Mr. Scrivanow's intention appears to be to apply this pile to the lighting of apartments, and even to the running of small motors, and, for the purpose of actuating sewing machines, he has already constructed a small model whose external dimensions are 160 x 100 x 90 millimeters.

"My invention," says the inventor, "is intended as an electric pile capable of regeneration. The annexed Fig. 1 shows a vertical arrangement of the apparatus, and Fig. 2 a horizontal one. In the latter, two elements are represented superposed.

"My pile consists of a prism of retort carbon (a) covered on every side with pure chloride of silver (b). The carbon thus prepared is immersed in a solution of hydrate of potassium (KHO) or of hydrate of sodium (NaHO), marking 1.30 to 1.45 by the Baumé areometer, the solvent being water.

"In the vicinity of the carbon is arranged the plate to be attacked--a plate of zinc (c) of good quality. The surface of the electrodes, and their distance apart, depends upon the effects that it is desired to obtain, and is determined in accordance with the well known principles of electro-kinetics.

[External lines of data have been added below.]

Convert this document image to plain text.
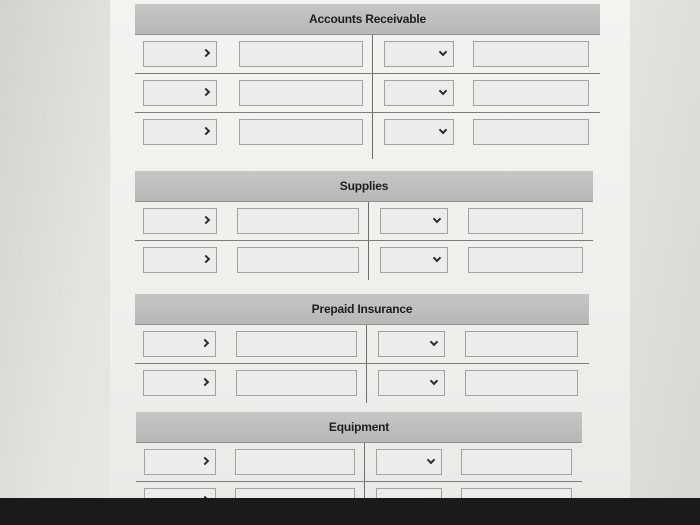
Accounts Receivable
Supplies
Prepaid Insurance
Equipment
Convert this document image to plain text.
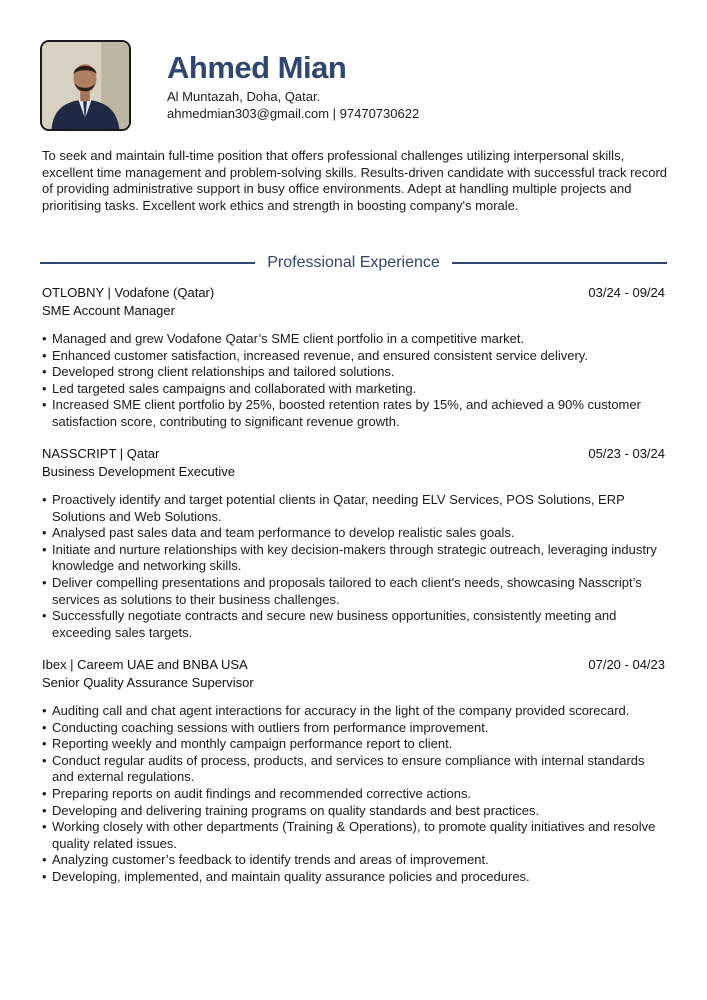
Ahmed Mian
Al Muntazah, Doha, Qatar.
ahmedmian303@gmail.com | 97470730622

To seek and maintain full-time position that offers professional challenges utilizing interpersonal skills, excellent time management and problem-solving skills. Results-driven candidate with successful track record of providing administrative support in busy office environments. Adept at handling multiple projects and prioritising tasks. Excellent work ethics and strength in boosting company's morale.

Professional Experience
OTLOBNY | Vodafone (Qatar)	03/24 - 09/24
SME Account Manager
• Managed and grew Vodafone Qatar’s SME client portfolio in a competitive market.
• Enhanced customer satisfaction, increased revenue, and ensured consistent service delivery.
• Developed strong client relationships and tailored solutions.
• Led targeted sales campaigns and collaborated with marketing.
• Increased SME client portfolio by 25%, boosted retention rates by 15%, and achieved a 90% customer satisfaction score, contributing to significant revenue growth.
NASSCRIPT | Qatar	05/23 - 03/24
Business Development Executive
• Proactively identify and target potential clients in Qatar, needing ELV Services, POS Solutions, ERP Solutions and Web Solutions.
• Analysed past sales data and team performance to develop realistic sales goals.
• Initiate and nurture relationships with key decision-makers through strategic outreach, leveraging industry knowledge and networking skills.
• Deliver compelling presentations and proposals tailored to each client's needs, showcasing Nasscript’s services as solutions to their business challenges.
• Successfully negotiate contracts and secure new business opportunities, consistently meeting and exceeding sales targets.
Ibex | Careem UAE and BNBA USA	07/20 - 04/23
Senior Quality Assurance Supervisor
• Auditing call and chat agent interactions for accuracy in the light of the company provided scorecard.
• Conducting coaching sessions with outliers from performance improvement.
• Reporting weekly and monthly campaign performance report to client.
• Conduct regular audits of process, products, and services to ensure compliance with internal standards and external regulations.
• Preparing reports on audit findings and recommended corrective actions.
• Developing and delivering training programs on quality standards and best practices.
• Working closely with other departments (Training & Operations), to promote quality initiatives and resolve quality related issues.
• Analyzing customer’s feedback to identify trends and areas of improvement.
• Developing, implemented, and maintain quality assurance policies and procedures.
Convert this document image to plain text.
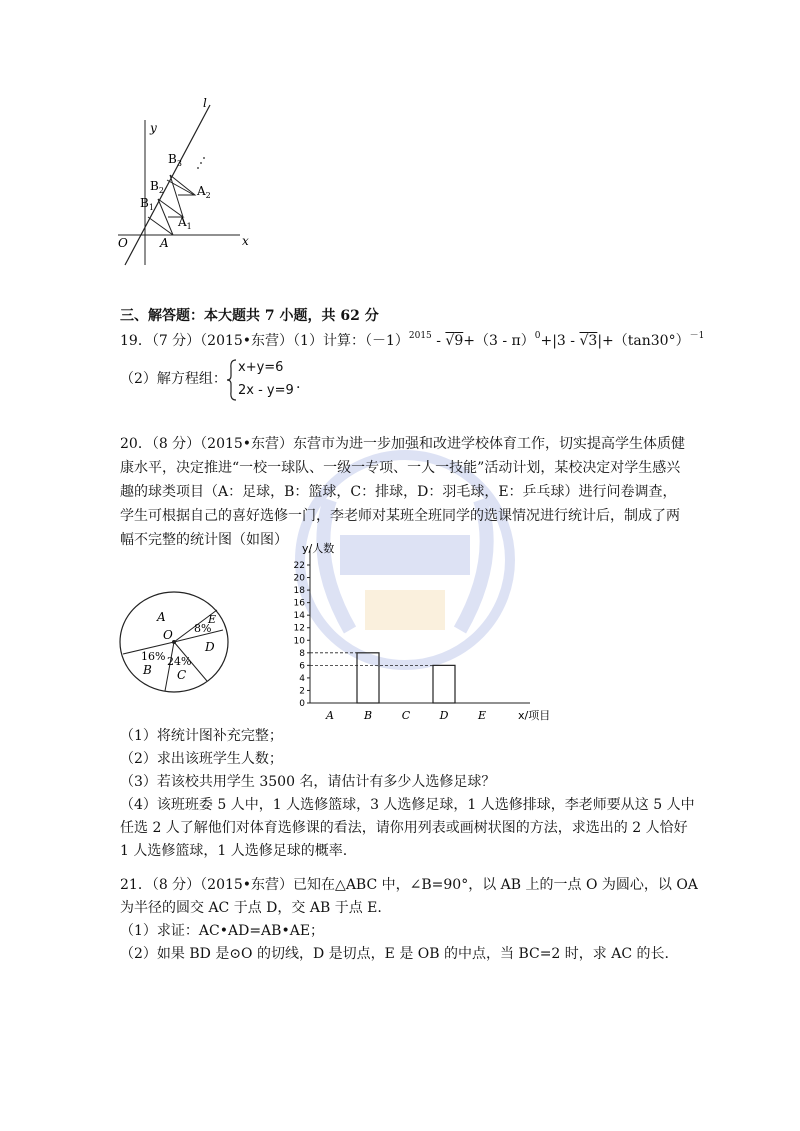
l
y
x
O	A
$B_1$
$A_1$
$B_2$	$A_2$
$B_3$
三、解答题：本大题共 7 小题，共 62 分
19．（7 分）（2015•东营）（1）计算：$(-1)^{2015} - √9+(3 - \pi)^0+|3 - √3|+(\tan 30^\circ)^{-1}$
（2）解方程组：
x+y=6
2x - y=9 .
20．（8 分）（2015•东营）东营市为进一步加强和改进学校体育工作，切实提高学生体质健
康水平，决定推进“一校一球队、一级一专项、一人一技能”活动计划，某校决定对学生感兴
趣的球类项目（A：足球，B：篮球，C：排球，D：羽毛球，E：乒乓球）进行问卷调查，
学生可根据自己的喜好选修一门，李老师对某班全班同学的选课情况进行统计后，制成了两
幅不完整的统计图（如图）
A
O
E
8%
D
16%
B
24%
C
0
2
4
6
8
10
12
14
16
18
20
22
y/人数
x/项目
A	B	C	D	E
（1）将统计图补充完整；
（2）求出该班学生人数；
（3）若该校共用学生 3500 名，请估计有多少人选修足球？
（4）该班班委 5 人中，1 人选修篮球，3 人选修足球，1 人选修排球，李老师要从这 5 人中
任选 2 人了解他们对体育选修课的看法，请你用列表或画树状图的方法，求选出的 2 人恰好
1 人选修篮球，1 人选修足球的概率.
21．（8 分）（2015•东营）已知在△ABC 中，∠B=90°，以 AB 上的一点 O 为圆心，以 OA
为半径的圆交 AC 于点 D，交 AB 于点 E.
（1）求证：AC•AD=AB•AE；
（2）如果 BD 是⊙O 的切线，D 是切点，E 是 OB 的中点，当 BC=2 时，求 AC 的长.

"The chemical reactions that take place in this couple are multiple. In contact with a sufficiently concentrated solution of hydrate of potassium or sodium, the chloride of silver, especially if it has been recently prepared, passes partially into the state of brown or black oxide, so that the carbon becomes covered, after remaining sufficiently long in the exciting liquid, with a mixture of chloride and oxide of silver. When the circuit is closed, the chloride becomes reduced to a spongy metallic state and adheres to the surface of the carbon. At the same time the zinc passes, in the alkaline solution, into a state of chloride and of soluble combination of zinc oxide and of alkali.

"To avoid all loss of silver I cover the carbon with asbestos paper, or with cloth of the same material, d. My piles are arranged in ebonite vessels, A, which are flat, as in Fig. 1, or round, as in Fig. 2.

"In Fig 1 there is seen, at e, gutta-percha separating the zinc from the carbon at the base.

"Under such conditions, we obtain a powerful couple that possesses an electro-motive power of 1.5 to 1.8 volts, according to the concentration of the exciting liquid. The internal resistance is extremely feeble. I have obtained with piles arranged like those shown in the figures nearly 0.06 ohm, the measurements having been taken from a newly charged pile.

"When the element is used up, and, notably, when all the chloride of silver is reduced, it is only necessary to plunge the carbon with its asbestos covering (after washing it in water) into a chloridizing bath, in order to bring back the metallic silver that invests the carbon to a state of chloride, and thus restore the pile to its primitive energy. After this the carbon is washed and put back into the exciting liquid.

"These reductions of the chloride of silver during the operation of the pile can be reproduced ad infinitum, since they are accompanied by no loss of metal. The alkaline liquid is sufficient in quantity for two successive charges of the couple.